In an opinion piece for StatNews, Peter Arno et al. explains how the Biden Administration could save the lives of thousands of people with prostate cancer. Specifically, they show how the administration could reduce the cost of the enormously high-priced drug Astella drug, Xtandi, by 66-80 percent using march-in rights. Naturally, at one-third to one-fifth its current cost of $156,000, many more Americans would be able to take advantage of the treatment than can do so today.
Reducing the cost of Astella’s drug by two-thirds, let alone four-fifths, would mean that cost would not be a barrier to treatment for many more people with prostate cancer. And, the price reduction would be in keeping with what people in other wealthy countries pay for the drug. Why should Americans pay so much more for this drug or any drug for that matter?
Americans already have paid for the research and development of Xtandi.

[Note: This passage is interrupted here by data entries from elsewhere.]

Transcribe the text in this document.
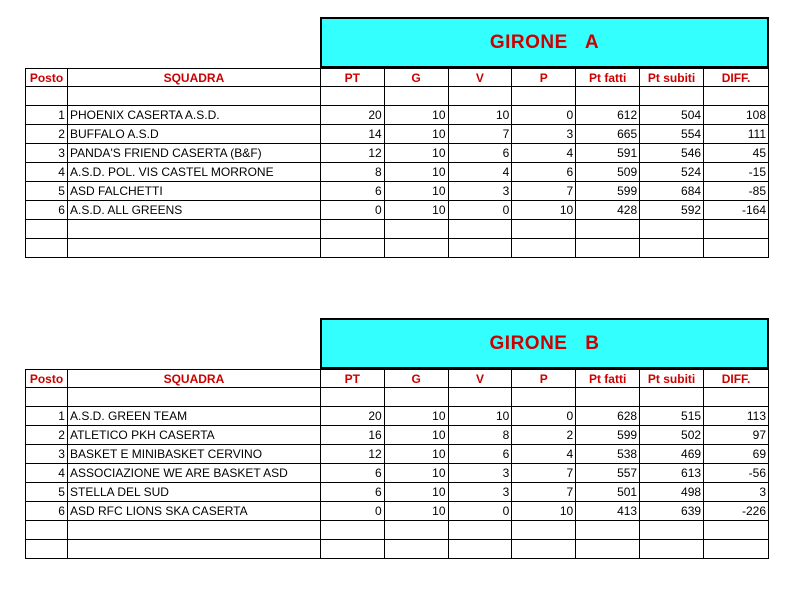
GIRONE A
Posto	SQUADRA	PT	G	V	P	Pt fatti	Pt subiti	DIFF.

1	PHOENIX CASERTA A.S.D.	20	10	10	0	612	504	108
2	BUFFALO A.S.D	14	10	7	3	665	554	111
3	PANDA'S FRIEND CASERTA (B&F)	12	10	6	4	591	546	45
4	A.S.D. POL. VIS CASTEL MORRONE	8	10	4	6	509	524	-15
5	ASD FALCHETTI	6	10	3	7	599	684	-85
6	A.S.D. ALL GREENS	0	10	0	10	428	592	-164

GIRONE B
Posto	SQUADRA	PT	G	V	P	Pt fatti	Pt subiti	DIFF.

1	A.S.D. GREEN TEAM	20	10	10	0	628	515	113
2	ATLETICO PKH CASERTA	16	10	8	2	599	502	97
3	BASKET E MINIBASKET CERVINO	12	10	6	4	538	469	69
4	ASSOCIAZIONE WE ARE BASKET ASD	6	10	3	7	557	613	-56
5	STELLA DEL SUD	6	10	3	7	501	498	3
6	ASD RFC LIONS SKA CASERTA	0	10	0	10	413	639	-226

It was discovered at UCLA with funding from the National Institutes of Health and the US Army. To use march-in rights, all Secretary of HHS, Xavier Becerra, would have to do is find that it is unreasonable to ask Americans to pay three to five times more than people in other wealthy countries for a drug that was developed with US taxpayer funding.
Authority to reduce drug prices through march-in rights is well-established. There is no need for additional legislation. But Pharma has done a great job of keeping executive agencies from using this authority.
To date, the NIH has rejected a petition for it to use march-in rights to reduce the price of Xtandi. The NIH position in 2016 was that it was not unreasonable for Xtandi to cost $156,000 in the US. In fact, “any price” would be fine.
A new petition was filed in 2019. Two years later, HHS sent the new request to the NIH to consider. The Bayh-Dole Act of 1980 gives the federal government the right to address unreasonably high drug prices. It can allow third parties to manufacture a generic version of these drugs at lower cost.
Medicare is covering Xtandi now at an unreasonably high price, spending more than $1 billion on it each year, at taxpayer expense. But, the price it is paying is obscene, driving up Medicare premiums and wasting taxpayer dollars. And, high copays and coinsurance for the drug still keep tens of thousands of people from taking advantage of it.
What’s remarkable is that at the same time that the Biden administration says it supports legislation to lower drug prices that Congress can’t manage to pass, it refuses to take advantage of a generic version of Xtandi that Canada is willing to provide the US at 97 percent lower cost than what Medicare currently pays. The administration also claims it supports march-in rights. Actions speak louder than words.